I’m going to keep this one a little short today as I’m writing this on Sunday and we’re about to head out the door and stuff our faces with Thanksgiving goodness. My friend T has a big gathering at her house every year with lots of vegan fixins’ and I’m attempting to make a “meat” pie and butter tarts…I guess you’ll all find out whether they were successful or not if they make it on the blog! But until then, lets talk about beans. Baked beans to be exact. Maple baked beans to be super duper exact.
When I first started thinking of ideas for Canadian dishes, my first instinct was “I’ll just put maple syrup in everything!”. I’m happy to say that I got a tad more creative then that but that’s not to say that our lovely maple syrup doesn’t make an appearance in any dishes. Head on over to Quebec and you’ll find something called Feves au Lard, which translated, simple means Beans with Bacon. Upon more searching I found that most recipes used maple syrup as a sweetener, score! Maple syrup FTW! Well, minus the bacon of course.

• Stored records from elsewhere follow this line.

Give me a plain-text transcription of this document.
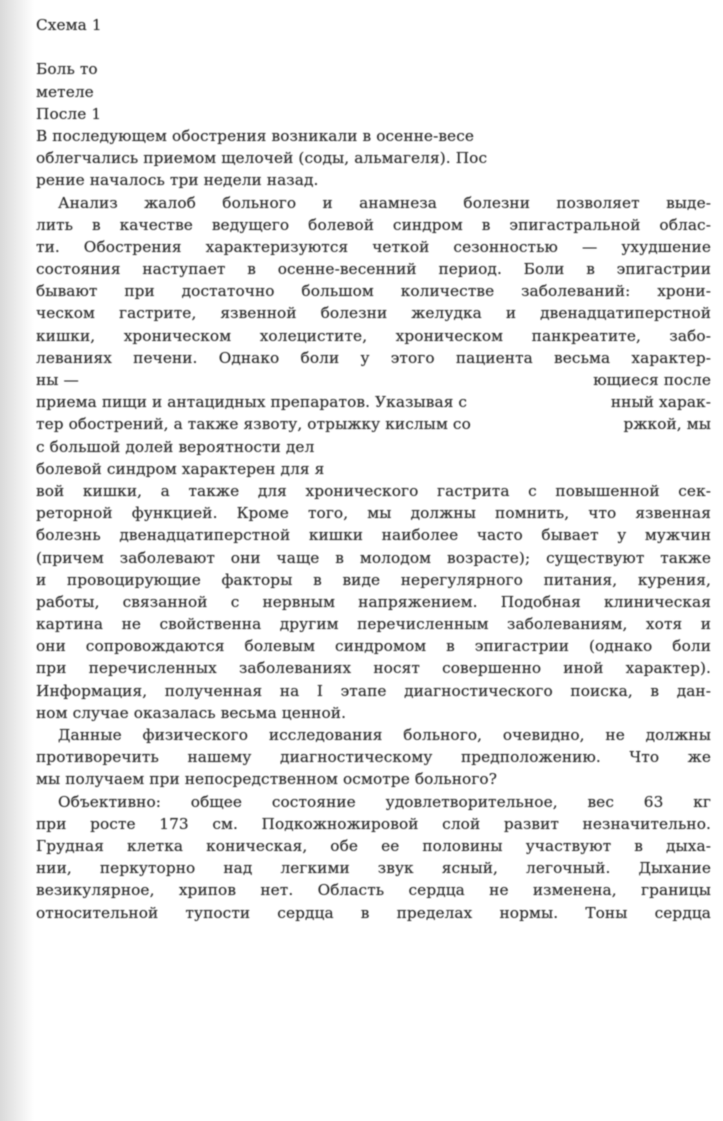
Схема 1
Боль то
метеле
После 1
В последующем обострения возникали в осенне-весе
облегчались приемом щелочей (соды, альмагеля). Пос
рение началось три недели назад.
Анализ жалоб больного и анамнеза болезни позволяет выде-
лить в качестве ведущего болевой синдром в эпигастральной облас-
ти. Обострения характеризуются четкой сезонностью — ухудшение
состояния наступает в осенне-весенний период. Боли в эпигастрии
бывают при достаточно большом количестве заболеваний: хрони-
ческом гастрите, язвенной болезни желудка и двенадцатиперстной
кишки, хроническом холецистите, хроническом панкреатите, забо-
леваниях печени. Однако боли у этого пациента весьма характер-
ны —	ющиеся после
приема пищи и антацидных препаратов. Указывая с	нный харак-
тер обострений, а также язвоту, отрыжку кислым со	ржкой, мы
с большой долей вероятности дел
болевой синдром характерен для я
вой кишки, а также для хронического гастрита с повышенной сек-
реторной функцией. Кроме того, мы должны помнить, что язвенная
болезнь двенадцатиперстной кишки наиболее часто бывает у мужчин
(причем заболевают они чаще в молодом возрасте); существуют также
и провоцирующие факторы в виде нерегулярного питания, курения,
работы, связанной с нервным напряжением. Подобная клиническая
картина не свойственна другим перечисленным заболеваниям, хотя и
они сопровождаются болевым синдромом в эпигастрии (однако боли
при перечисленных заболеваниях носят совершенно иной характер).
Информация, полученная на I этапе диагностического поиска, в дан-
ном случае оказалась весьма ценной.
Данные физического исследования больного, очевидно, не должны
противоречить нашему диагностическому предположению. Что же
мы получаем при непосредственном осмотре больного?
Объективно: общее состояние удовлетворительное, вес 63 кг
при росте 173 см. Подкожножировой слой развит незначительно.
Грудная клетка коническая, обе ее половины участвуют в дыха-
нии, перкуторно над легкими звук ясный, легочный. Дыхание
везикулярное, хрипов нет. Область сердца не изменена, границы
относительной тупости сердца в пределах нормы. Тоны сердца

This was the first time I’m ever made baked beans from scratch. Yeah I know there’s nothing to soaking and cooking beans but call me lazy, there’s not much more simple then opening a can. Due to my lack of bean cooking knowledge, as it turns out, when you’ve had a bag of dried beans in your pantry for a like, oh I don’t know, 2 years? You should probable chuck them and buy a new bag. Being totally ignorant to this, I cooked the beans….and cooked the beans….and cooked the beans a little longer…and cooked the beans some more, and after having those damn things simmering for like a day and a half, they finally softened enough to be edible. Yeah, so lesson learned, old beans cause you nothing but angst. Besides for the mess up with the dried beans, these beans kick some serious ass, smoky, mapley and packed full of flavor, totally worth all that waiting you gotta do. So just keep in mind that your patience will be rewarded
Feves au Lard or Maple Baked Beans
- 2 cups dried white beans
- 1 tablespoon olive oil
- 1 large onion, chopped
- 3/4 cup maple syrup
- 2 tablespoons blackstrap molasses
- 1 1/2 tablespoons tomato paste
- 1 teaspoon liquid smoke
- 3/4 teaspoon freshly ground black pepper
- 1 teaspoon salt
- 1 tablespoon mustard powder
- 2 cups water (approximately)
- 1 teaspoon apple cider vinegar
Place the beans in large bowl. Cover with water and soak overnight at room temperature. Add water, as needed, so that the beans are always covered. Rinse and drain. In a dutch oven or other ovenproof pan, over medium high heat, add the oil . Add onions and cook for about 5 to 8 minutes or until they have softened. Add maple syrup, molasses, tomato paste, liquid smoke, pepper, salt and mustard and mix. Add the beans and cover with water.
Cover and bake in preheated oven at 350 º F for at least 5-7 hours (add water as necessary). When beans have softened and most of the liquid is absorbed, stir in apple cider vinegar.